I've been clean for about 2 years now, and I tend to stay away from the people I was around during the time I was using. However, I have a few friends who are serious about getting clean and I still keep in touch with them (although usually over the phone, not in person because I have a child now..the reason I got clean) I try to give them tips on staying clean and I'm there for support when they are feeling weak.
And then there's "M".
M is pretty much my best friend. She's one of the very few people in my life who understands that darkness inside that drove me to use in the first place. She understands all too well. "M" has had a very, very, fucked up life.
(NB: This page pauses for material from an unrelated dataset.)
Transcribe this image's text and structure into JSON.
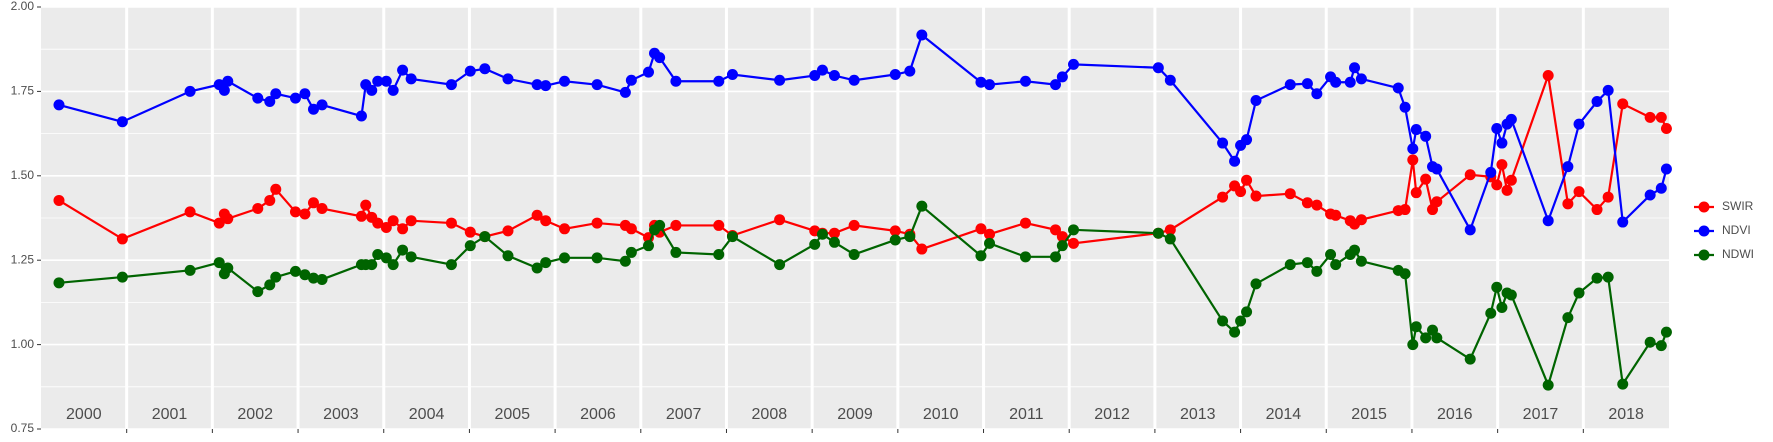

I mean it's just one thing after the other, and it has all been out of her control. (I'm not one to make excuses for people, but seeing what she has gone through I can't even believe in karma anymore, because she is such a good person and it's like evil haunts her) M wants to get clean, but I don't know if she has the self-control, and as far as support systems go...I'm all she's got. Her family is dead and she has "burned" any friend she might have had in some way or another.
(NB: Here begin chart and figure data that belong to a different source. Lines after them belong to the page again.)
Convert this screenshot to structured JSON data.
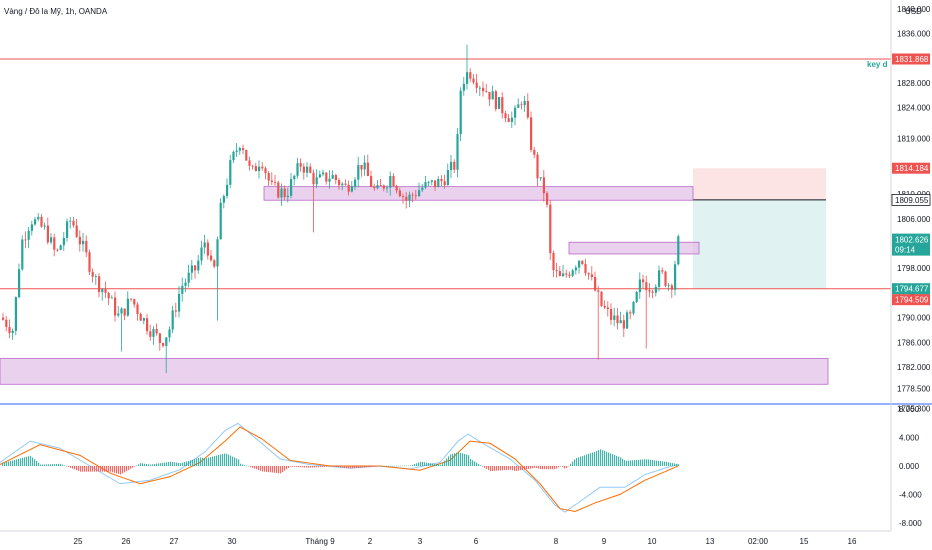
{
  "header": {
    "title": "Vàng / Đô la Mỹ, 1h, OANDA",
    "currency": "USD"
  },
  "annotation": {
    "text": "key d"
  },
  "colors": {
    "up": "#26a69a",
    "down": "#ef5350",
    "zone": "#e1bee7",
    "zone_border": "#ba68c8",
    "red_line": "#ef5350",
    "target_fill": "#e0f2f1",
    "stop_fill": "#fde4e4",
    "macd_line": "#2962ff",
    "signal_line": "#ff6d00",
    "separator": "#2962ff"
  },
  "price_axis": {
    "ticks": [
      "1840.000",
      "1836.000",
      "1832.000",
      "1828.000",
      "1824.000",
      "1819.000",
      "1814.000",
      "1810.000",
      "1806.000",
      "1802.000",
      "1798.000",
      "1794.000",
      "1790.000",
      "1786.000",
      "1782.000",
      "1778.500",
      "1775.300"
    ],
    "tags": {
      "line_top": "1831.868",
      "stop": "1814.184",
      "entry": "1809.055",
      "current": "1802.626",
      "countdown": "09:14",
      "line_mid": "1794.677",
      "mid2": "1794.509"
    }
  },
  "macd_axis": {
    "ticks": [
      "8.000",
      "4.000",
      "0.000",
      "-4.000",
      "-8.000"
    ]
  },
  "time_axis": {
    "labels": [
      "25",
      "26",
      "27",
      "30",
      "Tháng 9",
      "2",
      "3",
      "6",
      "8",
      "9",
      "10",
      "13",
      "02:00",
      "15",
      "16"
    ]
  },
  "chart_data": {
    "type": "candlestick",
    "title": "Vàng / Đô la Mỹ, 1h, OANDA",
    "ylim": [
      1775.3,
      1841.0
    ],
    "x": [
      "25",
      "26",
      "27",
      "30",
      "Tháng 9",
      "2",
      "3",
      "6",
      "8",
      "9",
      "10",
      "13",
      "02:00",
      "15",
      "16"
    ],
    "series": [
      {
        "name": "price",
        "path": [
          [
            0,
            1790
          ],
          [
            12,
            1788
          ],
          [
            20,
            1802
          ],
          [
            30,
            1806
          ],
          [
            45,
            1804
          ],
          [
            55,
            1800
          ],
          [
            70,
            1806
          ],
          [
            80,
            1802
          ],
          [
            95,
            1796
          ],
          [
            105,
            1794
          ],
          [
            118,
            1790
          ],
          [
            130,
            1793
          ],
          [
            145,
            1789
          ],
          [
            160,
            1786
          ],
          [
            168,
            1788
          ],
          [
            180,
            1795
          ],
          [
            195,
            1798
          ],
          [
            205,
            1803
          ],
          [
            212,
            1796
          ],
          [
            220,
            1808
          ],
          [
            230,
            1815
          ],
          [
            240,
            1819
          ],
          [
            250,
            1813
          ],
          [
            260,
            1816
          ],
          [
            270,
            1811
          ],
          [
            285,
            1810
          ],
          [
            300,
            1815
          ],
          [
            315,
            1812
          ],
          [
            330,
            1813
          ],
          [
            345,
            1811
          ],
          [
            360,
            1815
          ],
          [
            375,
            1810
          ],
          [
            390,
            1813
          ],
          [
            405,
            1809
          ],
          [
            420,
            1811
          ],
          [
            440,
            1812
          ],
          [
            455,
            1815
          ],
          [
            460,
            1828
          ],
          [
            468,
            1830
          ],
          [
            478,
            1828
          ],
          [
            490,
            1826
          ],
          [
            500,
            1824
          ],
          [
            512,
            1822
          ],
          [
            522,
            1826
          ],
          [
            530,
            1818
          ],
          [
            538,
            1812
          ],
          [
            545,
            1810
          ],
          [
            550,
            1798
          ],
          [
            560,
            1796
          ],
          [
            570,
            1798
          ],
          [
            580,
            1800
          ],
          [
            590,
            1796
          ],
          [
            600,
            1792
          ],
          [
            610,
            1790
          ],
          [
            620,
            1789
          ],
          [
            630,
            1790
          ],
          [
            640,
            1796
          ],
          [
            650,
            1795
          ],
          [
            660,
            1797
          ],
          [
            670,
            1795
          ],
          [
            678,
            1803
          ]
        ]
      }
    ],
    "zones": [
      {
        "from": 1809.0,
        "to": 1811.2,
        "x_start": 264,
        "x_end": 693
      },
      {
        "from": 1800.3,
        "to": 1802.2,
        "x_start": 569,
        "x_end": 699
      },
      {
        "from": 1779.2,
        "to": 1783.4,
        "x_start": 0,
        "x_end": 828
      }
    ],
    "lines": [
      {
        "name": "resistance",
        "value": 1831.868
      },
      {
        "name": "support",
        "value": 1794.677
      }
    ],
    "position": {
      "entry": 1809.055,
      "stop": 1814.184,
      "target": 1794.677,
      "x_start": 693,
      "x_end": 826
    }
  }
}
I know, I know, you can't help those who don't want to help themselves...but in a way I feel obligated. She lived with us for a while after her parents died (she was 16 at the time) and ever since I've regarded her as a younger sister...someone I felt the need to protect and take care of...because if i don't...well who the hell is?
Anyway, I've always been concerned about her drug use..well, after getting clean that is..but now I'm starting to fear that it is severely affecting her health. I've tried to talk her into going to a doctor but I think she's just afraid. I know none of you are doctors, but I was looking for some opinions on what might be going on with her, because i don't know if I'm becoming an over-protective mom figure, or if there is real cause for concern. If it is as serious as I fear it may be my plan is to pretty much force her to go to an ER. Right before I got clean I had a friend who died after bacteria from his mouth entered his blood stream via intravenous heroin use and it shredded his heart. He had two metal valves put in and the other two were patched with pig heart. He lived. But he started to use again. The infection came back. It spread to his brain. He went blind. He died.
I can't lose another friend like this, especially if I knew that i could have at least TRIED to do something.
Her symptoms include: legs/ankles that swell up at least twice their normal size. She will seriously gain 15 pounds in a day's time just in her legs. She also is starting to get these huge boils/abscesses all over her legs. Once "healed" they almost look like massive cigar burns. It's not just one or two...there are many. She doesn't shoot into her legs..only her arms (which are covered in gnarly track marks) but my friend who died..his infection started with swelling of his ankle. These symptoms have been going on for months. I don't know if it's some sort of infection, some form of Staph or what is going on, but it's gotten to the point where everytime the phone rings and it's a number I don't recognize my heart just kind of stops for a split-second. I don't know what to do. Any advice or ideas on what could be going on? Am I just being overprotective and a bit of a hypochondriac?